Fig. 3: VSTM2L suppression promotes ferroptosis of PCa Cells.

A The cell morphology of 22Rv1 and Du145 cells with VSTM2L shRNA (shVSTM2L) or control shRNA (control) were observed by inverted light microscopy. Scale bars = 200 μm. B Representative transmission electron microscopy (TEM) images of 22Rv1 cells with control or shVSTM2L. Scale bars = 1 μm / 500 nm. C–F Representative images (C) and quantification analysis (D–F) of high resolution laser confocal microscopy for the morphology of mitochondria in DU145 cells transfected with control or shVSTM2L. Data shown as mean ± SD, n = 3 for each group, Scale bars = 10 μm.

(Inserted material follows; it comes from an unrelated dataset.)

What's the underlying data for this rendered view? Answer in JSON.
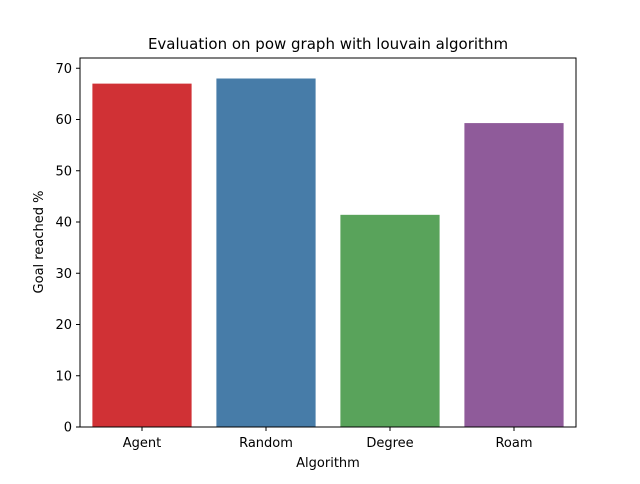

G–I The 22Rv1(G) and DU145 (H) cells with VSTM2L shRNA (shVSTM2L-1, shVSTM2L-2) or control shRNA (Control) were stained with propidium iodide (PI, 3 μg/mL) and analyzed by flow cytometry to evaluate the cell death rate. Data is shown as mean ± SD of n = 3 biological replicates. 22Rv1 (Control VS shVSTM2L-1 P = 6.1418E-7, Control VS shVSTM2L-2 P = 1.1758E-7), DU145 (Control VS shVSTM2L-2 P = 0.00002). J Lipid peroxidation was measured by C11-BODIPY (5 μM) in 22Rv1 (Control VS shVSTM2L-1 P = 0.000019, Control VS shVSTM2L-2 P = 5.9221E-8) and Du145 cells with control or VSTM2L shRNAs. Data shown as mean ± SD of n = 3 biological replicates. K The level of glutathione (GSH) in 22Rv1 and Du145 cells with control or VSTM2L shRNAs. Data shown as mean ± SD of n = 3 biological replicates. L Western blot analysis of GPX4 and VSTM2L protein levels in VSTM2L knockdown PCa cells or control cells. Protein levels were normalized to total GAPDH. P value was determined by unpaired two-tailed Student’s t-test without adjustments (D, E, F) and one-way ANOVA (I, J, K). Source data are provided as a Source Data file.